Once a strong foundation for the need to further your education has been laid, college prep programs can guide future college students in the right direction. Jim Bell, CEO of Capstone College and Career Advising, says that ACT and SAT scores are still vital for entry into a college of your choice. These scores, however, are not lone indicators of future success. “Some students don’t perform to their potential on exams, and some may perform beyond their potential in a classroom.  Therefore, they may be very successful in a college classroom even though their test scores may not reflect that,” Bell shares. “As a result, many colleges will look at a wide range of indicators to try and get a broader picture of a student’s potential. When I work with students who have low test scores, I encourage them to put extra effort in other areas so that colleges can get a more holistic view of their abilities. A general rule of thumb for most is, to begin with building your GPA and the rigor of coursework in high school (such as AP courses, Dual Credit, Honors, IB, etc.). Beyond that, colleges will then look at test scores, community involvement, leadership development and involvement in extracurricular activities. The key is starting early. We like to work with students at the Freshman level. When we do that, we can help them with course selection, maintaining a strong GPA, developing a four year leadership development portfolio, connecting them with community service opportunities and developing a strategy to help them gain admission to their right fit college. The college application process is so rigorous now that it is almost impossible to try and cram everything into a senior year that is already filled with busy activities.” 

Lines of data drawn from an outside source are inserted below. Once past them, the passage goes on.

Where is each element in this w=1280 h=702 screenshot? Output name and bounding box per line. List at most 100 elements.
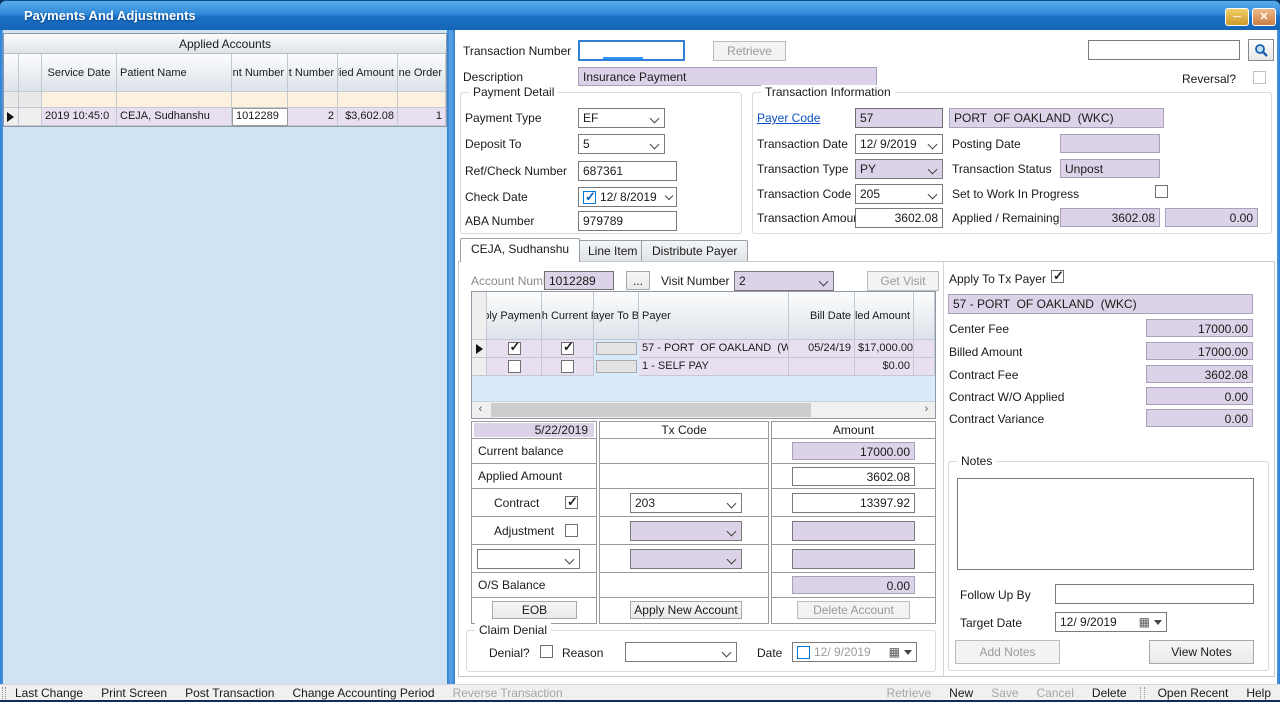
cell-account-number[interactable]: 1012289 <box>232 108 288 126</box>
eob-button[interactable]: EOB <box>492 601 577 619</box>
contract-txcode-combo[interactable]: 203 <box>630 493 742 513</box>
view-notes-button[interactable]: View Notes <box>1149 640 1254 664</box>
search-input[interactable] <box>1088 40 1240 60</box>
ref-check-input[interactable]: 687361 <box>578 161 677 181</box>
aba-input[interactable]: 979789 <box>578 211 677 231</box>
current-balance-value: 17000.00 <box>792 442 915 460</box>
deposit-to-combo[interactable]: 5 <box>578 134 665 154</box>
transaction-number-input[interactable]: 430327 <box>578 40 685 61</box>
apply-new-account-button[interactable]: Apply New Account <box>630 601 742 619</box>
scrollbar-thumb[interactable] <box>491 403 811 417</box>
cell-patient-name[interactable]: CEJA, Sudhanshu <box>117 108 232 126</box>
account-lookup-button[interactable]: ... <box>626 271 650 290</box>
applied-amount-input[interactable]: 3602.08 <box>792 467 915 486</box>
payer-cell[interactable]: 1 - SELF PAY <box>639 358 789 376</box>
follow-up-by-input[interactable] <box>1055 584 1254 604</box>
col-eob-line-order[interactable]: EOB Line Order <box>398 54 446 92</box>
description-field[interactable]: Insurance Payment <box>578 67 877 86</box>
payer-code-link[interactable]: Payer Code <box>757 111 820 125</box>
payer-row[interactable]: 57 - PORT OF OAKLAND (WK 05/24/19 $17,00… <box>472 340 935 358</box>
adjustment-checkbox[interactable] <box>565 524 578 537</box>
date-label: Date <box>757 646 782 660</box>
extra-type-combo[interactable] <box>477 549 580 569</box>
cell-applied-amount[interactable]: $3,602.08 <box>338 108 398 126</box>
horizontal-scrollbar[interactable]: ‹ › <box>472 401 935 418</box>
new-button[interactable]: New <box>940 686 982 700</box>
col-payer-to-bill[interactable]: Payer To Bill <box>594 292 639 340</box>
tab-patient[interactable]: CEJA, Sudhanshu <box>460 238 580 262</box>
billed-amount-cell[interactable]: $17,000.00 <box>855 340 914 358</box>
bill-date-cell[interactable] <box>789 358 855 376</box>
extra-amount-field[interactable] <box>792 549 915 569</box>
tabpage-divider <box>943 262 944 676</box>
close-button[interactable]: ✕ <box>1252 8 1276 26</box>
col-apply-payment-to[interactable]: Apply Payment To <box>487 292 542 340</box>
scroll-right-icon[interactable]: › <box>918 402 935 418</box>
check-date-checkbox[interactable] <box>583 191 596 204</box>
bill-date-cell[interactable]: 05/24/19 <box>789 340 855 358</box>
transaction-type-combo[interactable]: PY <box>855 159 943 179</box>
table-row[interactable]: 2019 10:45:0 CEJA, Sudhanshu 1012289 2 $… <box>4 108 446 126</box>
last-change-button[interactable]: Last Change <box>6 686 92 700</box>
post-transaction-button[interactable]: Post Transaction <box>176 686 283 700</box>
check-date-picker[interactable]: 12/ 8/2019 <box>578 187 677 207</box>
col-account-number[interactable]: Account Number <box>232 54 288 92</box>
payer-row[interactable]: 1 - SELF PAY $0.00 <box>472 358 935 376</box>
reason-combo[interactable] <box>625 642 737 662</box>
col-patient-name[interactable]: Patient Name <box>117 54 232 92</box>
print-screen-button[interactable]: Print Screen <box>92 686 176 700</box>
col-service-date[interactable]: Service Date <box>42 54 117 92</box>
apply-payment-checkbox[interactable] <box>508 360 521 373</box>
col-payer[interactable]: Payer <box>639 292 789 340</box>
visit-number-combo[interactable]: 2 <box>734 271 834 291</box>
delete-button[interactable]: Delete <box>1083 686 1136 700</box>
scroll-left-icon[interactable]: ‹ <box>472 402 489 418</box>
reversal-checkbox[interactable] <box>1253 71 1266 84</box>
wip-checkbox[interactable] <box>1155 185 1168 198</box>
col-switch-current-payer[interactable]: Switch Current Payer <box>542 292 594 340</box>
transaction-code-combo[interactable]: 205 <box>855 184 943 204</box>
minimize-button[interactable]: ─ <box>1225 8 1249 26</box>
transaction-amount-input[interactable]: 3602.08 <box>855 208 943 228</box>
denial-date-picker[interactable]: 12/ 9/2019 ▦ <box>792 642 917 662</box>
help-button[interactable]: Help <box>1237 686 1280 700</box>
denial-date-checkbox[interactable] <box>797 646 810 659</box>
payer-cell[interactable]: 57 - PORT OF OAKLAND (WK <box>639 340 789 358</box>
billed-amount-cell[interactable]: $0.00 <box>855 358 914 376</box>
transaction-panel: Transaction Number 430327 Retrieve Descr… <box>455 30 1277 684</box>
tab-distribute-payer[interactable]: Distribute Payer <box>641 240 748 262</box>
reversal-label: Reversal? <box>1182 72 1236 86</box>
current-row-arrow <box>472 340 487 358</box>
open-recent-button[interactable]: Open Recent <box>1149 686 1238 700</box>
panel-splitter[interactable] <box>447 30 455 684</box>
target-date-picker[interactable]: 12/ 9/2019 ▦ <box>1055 612 1167 632</box>
col-applied-amount[interactable]: Applied Amount <box>338 54 398 92</box>
adjustment-amount-field[interactable] <box>792 521 915 541</box>
switch-payer-checkbox[interactable] <box>561 342 574 355</box>
payer-to-bill-cell[interactable] <box>596 342 637 355</box>
contract-checkbox[interactable] <box>565 496 578 509</box>
cell-eob-line-order[interactable]: 1 <box>398 108 446 126</box>
cell-visit-number[interactable]: 2 <box>288 108 338 126</box>
notes-textarea[interactable] <box>957 478 1254 570</box>
col-bill-date[interactable]: Bill Date <box>789 292 855 340</box>
apply-payment-checkbox[interactable] <box>508 342 521 355</box>
payment-type-combo[interactable]: EF <box>578 108 665 128</box>
transaction-date-combo[interactable]: 12/ 9/2019 <box>855 134 943 154</box>
apply-to-tx-payer-checkbox[interactable] <box>1051 270 1064 283</box>
adjustment-txcode-combo[interactable] <box>630 521 742 541</box>
contract-amount-input[interactable]: 13397.92 <box>792 493 915 513</box>
change-accounting-period-button[interactable]: Change Accounting Period <box>283 686 443 700</box>
switch-payer-checkbox[interactable] <box>561 360 574 373</box>
extra-txcode-combo[interactable] <box>630 549 742 569</box>
col-billed-amount[interactable]: Billed Amount <box>855 292 914 340</box>
applied-amount-label: Applied Amount <box>478 469 562 483</box>
payer-to-bill-cell[interactable] <box>596 360 637 373</box>
col-visit-number[interactable]: Visit Number <box>288 54 338 92</box>
filter-row[interactable] <box>4 92 446 108</box>
cell-service-date[interactable]: 2019 10:45:0 <box>42 108 117 126</box>
search-button[interactable] <box>1248 39 1274 61</box>
amount-header: Amount <box>772 422 935 439</box>
denial-checkbox[interactable] <box>540 645 553 658</box>
tab-line-item[interactable]: Line Item <box>577 240 648 262</box>
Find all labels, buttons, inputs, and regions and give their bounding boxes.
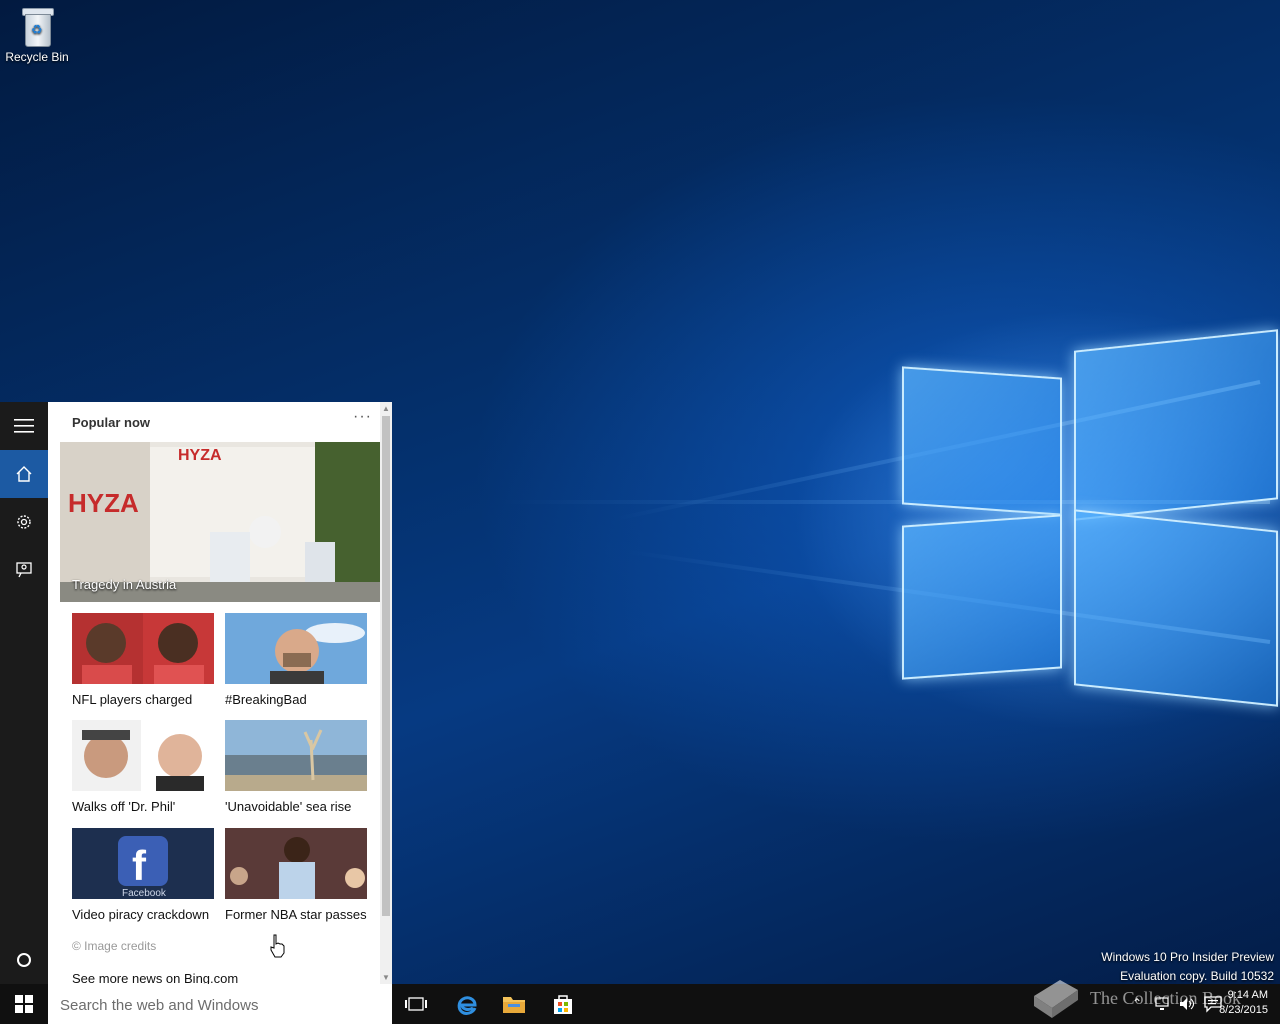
hero-news-card[interactable]: HYZA HYZA Tragedy in Austria: [60, 442, 380, 602]
news-tile[interactable]: NFL players charged: [72, 613, 214, 707]
windows-logo-icon: [15, 995, 33, 1013]
cortana-panel: Popular now ··· HYZA HYZA Tragedy in Aus…: [0, 402, 392, 984]
settings-button[interactable]: [0, 498, 48, 546]
news-caption: Former NBA star passes: [225, 907, 367, 922]
cortana-rail: [0, 402, 48, 984]
recycle-bin[interactable]: ♻ Recycle Bin: [4, 6, 70, 64]
news-tile[interactable]: 'Unavoidable' sea rise: [225, 720, 367, 814]
scroll-thumb[interactable]: [382, 416, 390, 916]
collection-book-watermark: The Collection Book: [1030, 976, 1241, 1020]
news-thumbnail: [72, 613, 214, 684]
news-thumbnail: f Facebook: [72, 828, 214, 899]
hero-caption: Tragedy in Austria: [72, 577, 177, 592]
task-view-button[interactable]: [392, 984, 440, 1024]
svg-text:HYZA: HYZA: [178, 447, 222, 464]
recycle-bin-label: Recycle Bin: [5, 50, 69, 64]
hand-cursor-icon: [270, 934, 285, 958]
image-credits-link[interactable]: © Image credits: [72, 939, 156, 953]
news-thumbnail: [225, 720, 367, 791]
home-button[interactable]: [0, 450, 48, 498]
feedback-icon: [16, 562, 32, 578]
file-explorer-button[interactable]: [490, 984, 538, 1024]
edge-button[interactable]: [442, 984, 490, 1024]
svg-text:Facebook: Facebook: [122, 888, 167, 899]
scroll-up-icon[interactable]: ▲: [380, 404, 392, 413]
scroll-down-icon[interactable]: ▼: [380, 973, 392, 982]
watermark-logo-text: The Collection Book: [1090, 987, 1241, 1008]
news-tile[interactable]: #BreakingBad: [225, 613, 367, 707]
popular-now-title: Popular now: [72, 415, 150, 430]
search-box[interactable]: [48, 984, 392, 1024]
cortana-button[interactable]: [0, 936, 48, 984]
hamburger-menu-button[interactable]: [0, 402, 48, 450]
hamburger-icon: [14, 419, 34, 433]
book-icon: [1034, 980, 1078, 1018]
folder-icon: [503, 997, 525, 1013]
start-button[interactable]: [0, 984, 48, 1024]
news-caption: Video piracy crackdown: [72, 907, 210, 922]
home-icon: [16, 466, 32, 482]
store-button[interactable]: [539, 984, 587, 1024]
news-tile[interactable]: Walks off 'Dr. Phil': [72, 720, 214, 814]
task-view-icon: [405, 997, 427, 1011]
news-thumbnail: [225, 828, 367, 899]
cortana-content: Popular now ··· HYZA HYZA Tragedy in Aus…: [48, 402, 392, 984]
gear-icon: [17, 515, 31, 529]
news-caption: NFL players charged: [72, 692, 193, 707]
news-tile[interactable]: Former NBA star passes: [225, 828, 367, 922]
watermark-line1: Windows 10 Pro Insider Preview: [1101, 950, 1274, 964]
news-caption: Walks off 'Dr. Phil': [72, 799, 176, 814]
cortana-circle-icon: [17, 953, 31, 967]
news-caption: 'Unavoidable' sea rise: [225, 799, 352, 814]
see-more-news-link[interactable]: See more news on Bing.com: [72, 971, 238, 984]
store-icon: [554, 995, 572, 1014]
feedback-button[interactable]: [0, 546, 48, 594]
svg-text:HYZA: HYZA: [68, 488, 139, 518]
more-options-button[interactable]: ···: [353, 408, 372, 426]
svg-text:f: f: [132, 842, 147, 889]
news-caption: #BreakingBad: [225, 692, 307, 707]
news-thumbnail: [225, 613, 367, 684]
search-input[interactable]: [58, 992, 382, 1018]
news-tile[interactable]: f Facebook Video piracy crackdown: [72, 828, 214, 922]
recycle-bin-icon: ♻: [20, 6, 54, 47]
scrollbar[interactable]: ▲ ▼: [380, 402, 392, 984]
news-thumbnail: [72, 720, 214, 791]
edge-icon: [457, 996, 477, 1015]
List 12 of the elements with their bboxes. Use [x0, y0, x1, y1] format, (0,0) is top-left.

For college hopefuls to find the right fit for them, Jim advises them to think about these important questions. Which institution offers what you need to equip you for your future fully? Which college will help you gain a career after you graduate? In effect, it is all about you!

Thinking about furthering your education can be overwhelming and potential college students may find themselves swirling in a sea of flooding information. If there is anything to take from this, take these five tips from Jim Bell when planning for your college career. These tips are beneficial to both parents and students.


Jim Bell’s Five Tips

1. The best time to plant a tree ... is ten years ago. The second-best time is right now. If you haven’t started, the second best time is to start right now. Don’t put it off!  In my 20 years in education, I have had countless seniors who have wanted to advise freshmen to take their classes seriously and start planning for college their first year in high school.

2.  Don’t be afraid to ask help from others. There are many great resources available to students. You can get advice from your teachers, your counselors, your principals, experienced professionals, friends who are in college and even your parents. Utilize all of the resources that are available to increase your chances of success.

3.  Take advantage of opportunities. If you have an idea of what you want your college major to be, seek out individuals in those careers to visit with and learn more. Shadow them, intern with them or even work in a low-level job in their company if you can. If you are presented with an opportunity to serve others, take advantage of it. If you are given the opportunity to go the extra mile in class, accept the challenge. If you have big dreams for yourself, high school is not the time for mediocrity. 

4.   Learn to develop a good balance of fun and work. You have a responsibility to perform well in the classroom and give your best effort. However, it is important to balance that hard work with rest, relaxation, family and friend time, as well as time for yourself.  

5.  Pace yourself and finish strong. A track athlete running in a 1600 meter race has to complete four laps around the track to complete the race. Look at each high school year as a lap around the track. If you start out too strong, you will burn out and finish at the end. If you start too slow, everyone is a lap ahead before you begin to pick up the pace. You fall behind if you are fatigued at the finish line and you cannot catch up if you wait until it is too late, no matter how hard you sprint those last few yards. The successful ones are the ones who have trained hard, understand their capabilities and know the perfect time to push a little harder.